Fri. May 20th, 2022

Executive Order on measures to ensure technological independence and security of critical information infrastructure

Russia’s President signed the Executive Order On Measures to Ensure the Technological Independence and Security of Critical Information Infrastructure in the Russian Federation.

17:15

The Executive Order was signed to ensure the technological independence and security of critical information infrastructure in the Russian Federation.

According to the Executive Order, as of March 31, 2022, it is illegal for customers making purchases under Federal Law No. 223-FZ of July 18, 2011, On the Procurement of Goods, Works and Services by Certain Types of Legal Entities, to purchase foreign software for the purpose of using it at significant critical information infrastructure sites in the Russian Federation, or to purchase services that are necessary for such use without approval of said purchases by a federal executive body duly authorised by the Government of the Russian Federation.

In addition, as of January 1, 2025, government bodies and customers cannot use foreign software on their significant critical information infrastructure sites.
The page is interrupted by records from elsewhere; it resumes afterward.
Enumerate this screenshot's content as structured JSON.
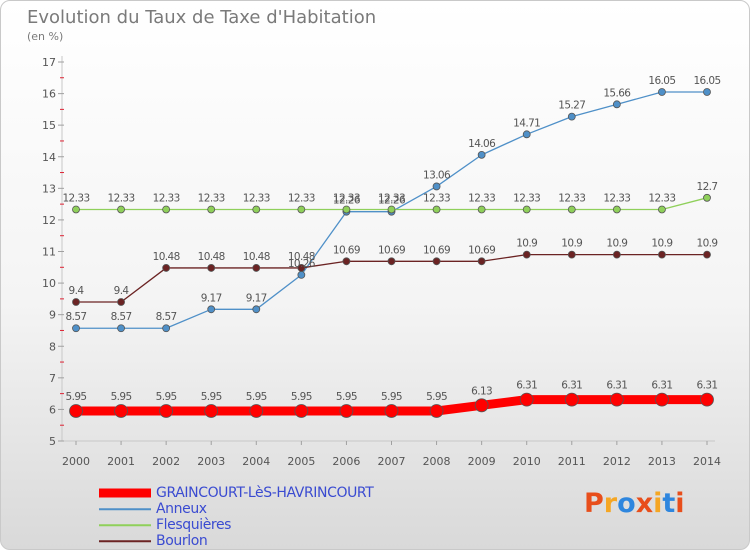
{
  "header": {
    "title": "Evolution du Taux de Taxe d'Habitation",
    "unit": "(en %)"
  },
  "logo": {
    "text": "Proxiti",
    "letter_colors": [
      "#e84e1b",
      "#f5a623",
      "#2e86de",
      "#e84e1b",
      "#f5a623",
      "#2e86de",
      "#e84e1b"
    ]
  },
  "chart_data": {
    "type": "line",
    "x": [
      2000,
      2001,
      2002,
      2003,
      2004,
      2005,
      2006,
      2007,
      2008,
      2009,
      2010,
      2011,
      2012,
      2013,
      2014
    ],
    "ylim": [
      5,
      17
    ],
    "yticks": [
      5,
      6,
      7,
      8,
      9,
      10,
      11,
      12,
      13,
      14,
      15,
      16,
      17
    ],
    "grid": false,
    "legend_position": "bottom-left",
    "series": [
      {
        "name": "GRAINCOURT-LèS-HAVRINCOURT",
        "color": "#ff0000",
        "line_width": 9,
        "values": [
          5.95,
          5.95,
          5.95,
          5.95,
          5.95,
          5.95,
          5.95,
          5.95,
          5.95,
          6.13,
          6.31,
          6.31,
          6.31,
          6.31,
          6.31
        ],
        "labels": [
          "5.95",
          "5.95",
          "5.95",
          "5.95",
          "5.95",
          "5.95",
          "5.95",
          "5.95",
          "5.95",
          "6.13",
          "6.31",
          "6.31",
          "6.31",
          "6.31",
          "6.31"
        ]
      },
      {
        "name": "Anneux",
        "color": "#4f90c8",
        "line_width": 1.3,
        "values": [
          8.57,
          8.57,
          8.57,
          9.17,
          9.17,
          10.26,
          12.26,
          12.26,
          13.06,
          14.06,
          14.71,
          15.27,
          15.66,
          16.05,
          16.05
        ],
        "labels": [
          "8.57",
          "8.57",
          "8.57",
          "9.17",
          "9.17",
          "10.26",
          "12.26",
          "12.26",
          "13.06",
          "14.06",
          "14.71",
          "15.27",
          "15.66",
          "16.05",
          "16.05"
        ]
      },
      {
        "name": "Flesquières",
        "color": "#8fd05a",
        "line_width": 1.3,
        "values": [
          12.33,
          12.33,
          12.33,
          12.33,
          12.33,
          12.33,
          12.33,
          12.33,
          12.33,
          12.33,
          12.33,
          12.33,
          12.33,
          12.33,
          12.7
        ],
        "labels": [
          "12.33",
          "12.33",
          "12.33",
          "12.33",
          "12.33",
          "12.33",
          "12.33",
          "12.33",
          "12.33",
          "12.33",
          "12.33",
          "12.33",
          "12.33",
          "12.33",
          "12.7"
        ]
      },
      {
        "name": "Bourlon",
        "color": "#6b2323",
        "line_width": 1.3,
        "values": [
          9.4,
          9.4,
          10.48,
          10.48,
          10.48,
          10.48,
          10.69,
          10.69,
          10.69,
          10.69,
          10.9,
          10.9,
          10.9,
          10.9,
          10.9
        ],
        "labels": [
          "9.4",
          "9.4",
          "10.48",
          "10.48",
          "10.48",
          "10.48",
          "10.69",
          "10.69",
          "10.69",
          "10.69",
          "10.9",
          "10.9",
          "10.9",
          "10.9",
          "10.9"
        ]
      }
    ]
  }
}
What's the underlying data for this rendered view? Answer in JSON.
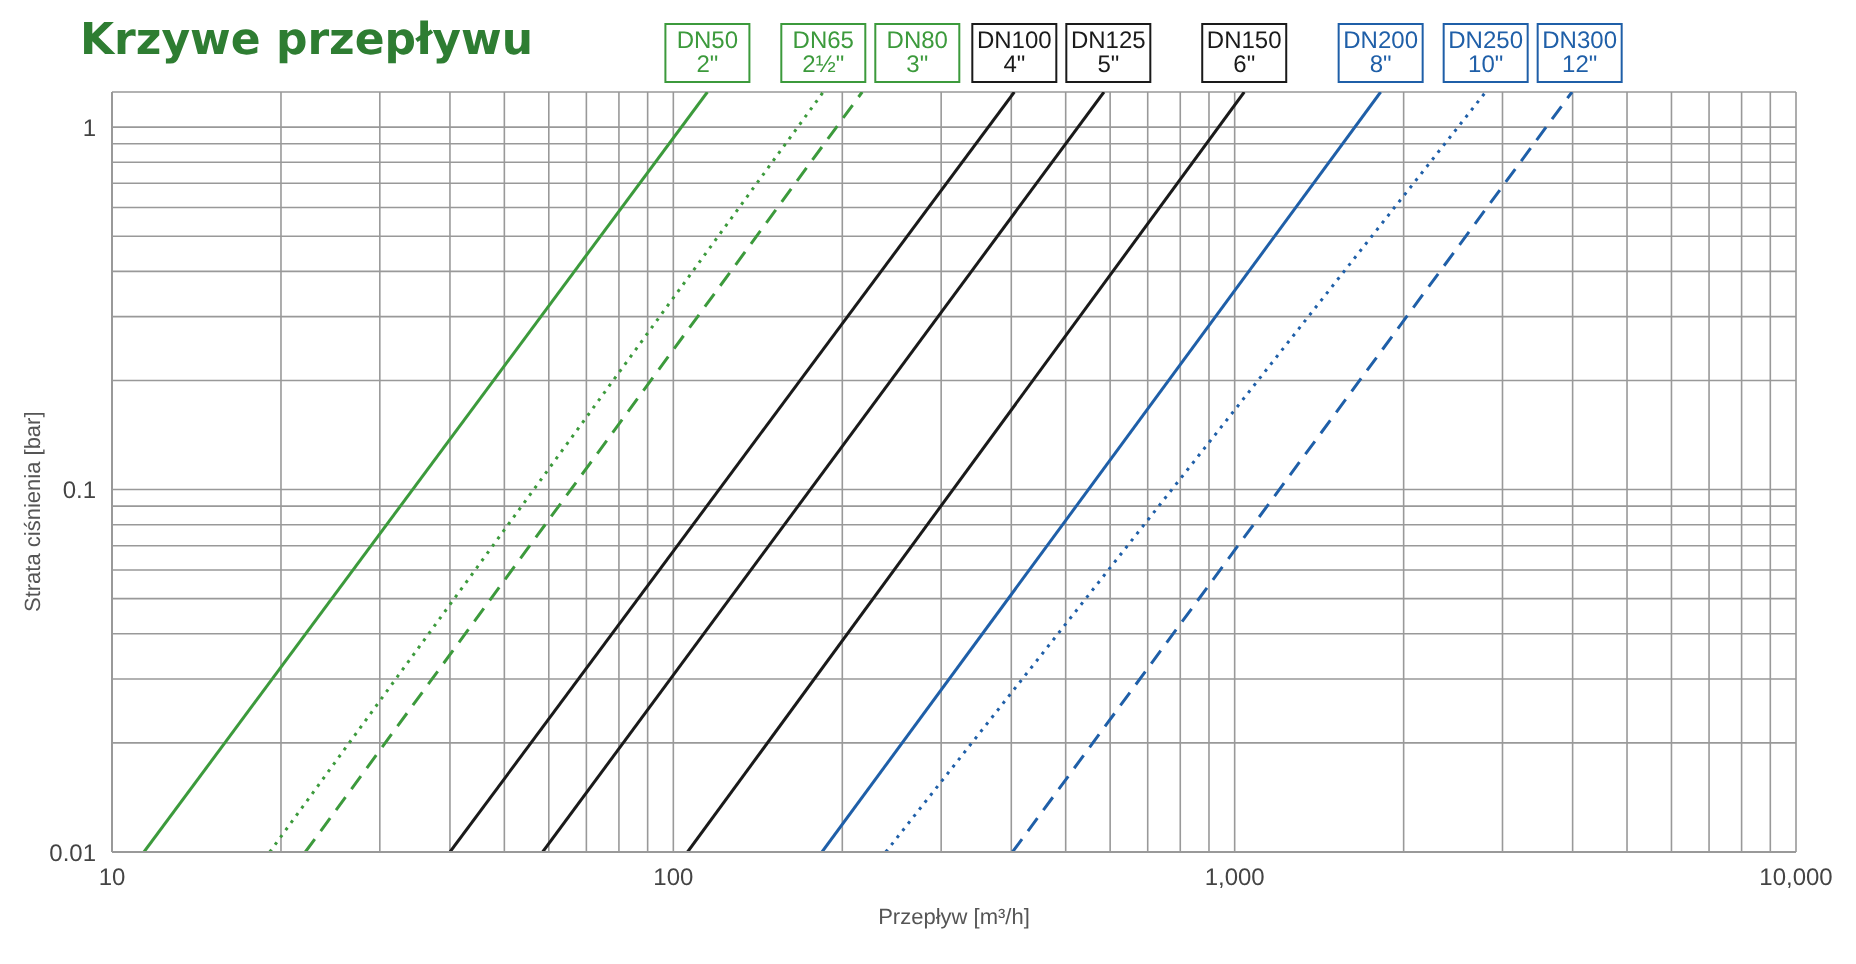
{
  "chart_data": {
    "type": "line",
    "title": "Krzywe przepływu",
    "xlabel": "Przepływ [m³/h]",
    "ylabel": "Strata ciśnienia [bar]",
    "log": "xy",
    "grid": true,
    "legend": false,
    "marker": "none",
    "xlim": [
      10,
      10000
    ],
    "ylim": [
      0.01,
      1.25
    ],
    "xticks": [
      10,
      {
        "value": 20,
        "label": null
      },
      {
        "value": 30,
        "label": null
      },
      {
        "value": 40,
        "label": null
      },
      {
        "value": 50,
        "label": null
      },
      {
        "value": 60,
        "label": null
      },
      {
        "value": 70,
        "label": null
      },
      {
        "value": 80,
        "label": null
      },
      {
        "value": 90,
        "label": null
      },
      100,
      {
        "value": 200,
        "label": null
      },
      {
        "value": 300,
        "label": null
      },
      {
        "value": 400,
        "label": null
      },
      {
        "value": 500,
        "label": null
      },
      {
        "value": 600,
        "label": null
      },
      {
        "value": 700,
        "label": null
      },
      {
        "value": 800,
        "label": null
      },
      {
        "value": 900,
        "label": null
      },
      {
        "value": 1000,
        "label": "1,000"
      },
      {
        "value": 2000,
        "label": null
      },
      {
        "value": 3000,
        "label": null
      },
      {
        "value": 4000,
        "label": null
      },
      {
        "value": 5000,
        "label": null
      },
      {
        "value": 6000,
        "label": null
      },
      {
        "value": 7000,
        "label": null
      },
      {
        "value": 8000,
        "label": null
      },
      {
        "value": 9000,
        "label": null
      },
      {
        "value": 10000,
        "label": "10,000"
      }
    ],
    "yticks": [
      0.01,
      {
        "value": 0.02,
        "label": null
      },
      {
        "value": 0.03,
        "label": null
      },
      {
        "value": 0.04,
        "label": null
      },
      {
        "value": 0.05,
        "label": null
      },
      {
        "value": 0.06,
        "label": null
      },
      {
        "value": 0.07,
        "label": null
      },
      {
        "value": 0.08,
        "label": null
      },
      {
        "value": 0.09,
        "label": null
      },
      0.1,
      {
        "value": 0.2,
        "label": null
      },
      {
        "value": 0.3,
        "label": null
      },
      {
        "value": 0.4,
        "label": null
      },
      {
        "value": 0.5,
        "label": null
      },
      {
        "value": 0.6,
        "label": null
      },
      {
        "value": 0.7,
        "label": null
      },
      {
        "value": 0.8,
        "label": null
      },
      {
        "value": 0.9,
        "label": null
      },
      1
    ],
    "series": [
      {
        "name": "DN50\n2\"",
        "color": "#3c9a3c",
        "line_style": "solid",
        "x": [
          11.4,
          115
        ],
        "values": [
          0.01,
          1.25
        ]
      },
      {
        "name": "DN65\n2½\"",
        "color": "#3c9a3c",
        "line_style": "dotted",
        "x": [
          19.1,
          185
        ],
        "values": [
          0.01,
          1.25
        ]
      },
      {
        "name": "DN80\n3\"",
        "color": "#3c9a3c",
        "line_style": "dashed",
        "x": [
          22.1,
          217
        ],
        "values": [
          0.01,
          1.25
        ]
      },
      {
        "name": "DN100\n4\"",
        "color": "#1a1a1a",
        "line_style": "solid",
        "x": [
          40,
          405
        ],
        "values": [
          0.01,
          1.25
        ]
      },
      {
        "name": "DN125\n5\"",
        "color": "#1a1a1a",
        "line_style": "solid",
        "x": [
          58.5,
          585
        ],
        "values": [
          0.01,
          1.25
        ]
      },
      {
        "name": "DN150\n6\"",
        "color": "#1a1a1a",
        "line_style": "solid",
        "x": [
          106,
          1040
        ],
        "values": [
          0.01,
          1.25
        ]
      },
      {
        "name": "DN200\n8\"",
        "color": "#1f5fa8",
        "line_style": "solid",
        "x": [
          184,
          1820
        ],
        "values": [
          0.01,
          1.25
        ]
      },
      {
        "name": "DN250\n10\"",
        "color": "#1f5fa8",
        "line_style": "dotted",
        "x": [
          239,
          2800
        ],
        "values": [
          0.01,
          1.25
        ]
      },
      {
        "name": "DN300\n12\"",
        "color": "#1f5fa8",
        "line_style": "dashed",
        "x": [
          402,
          3990
        ],
        "values": [
          0.01,
          1.25
        ]
      }
    ]
  }
}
The Government of the Russian Federation must, within a month, approve the requirements for software that is to be used by government bodies and customers on their significant critical information infrastructure sites, as well as the rules for coordinating the purchase of foreign software for use on these sites and the purchase of services that are necessary for using this software at such sites.

Also, the Government must, within six months, implement a set of measures aimed at ensuring the preferential use of domestic radio-electronic products and telecom equipment by critical information infrastructure entities at their significant critical information infrastructure sites. In particular, the Government will ensure that amendments to related legislation are carried out accordingly; ensure the creation of a research and production association specialising in the development, production, technical support and service for trusted software and hardware systems for critical information infrastructure; organise staff training and retraining; and create a monitoring and control system in this area.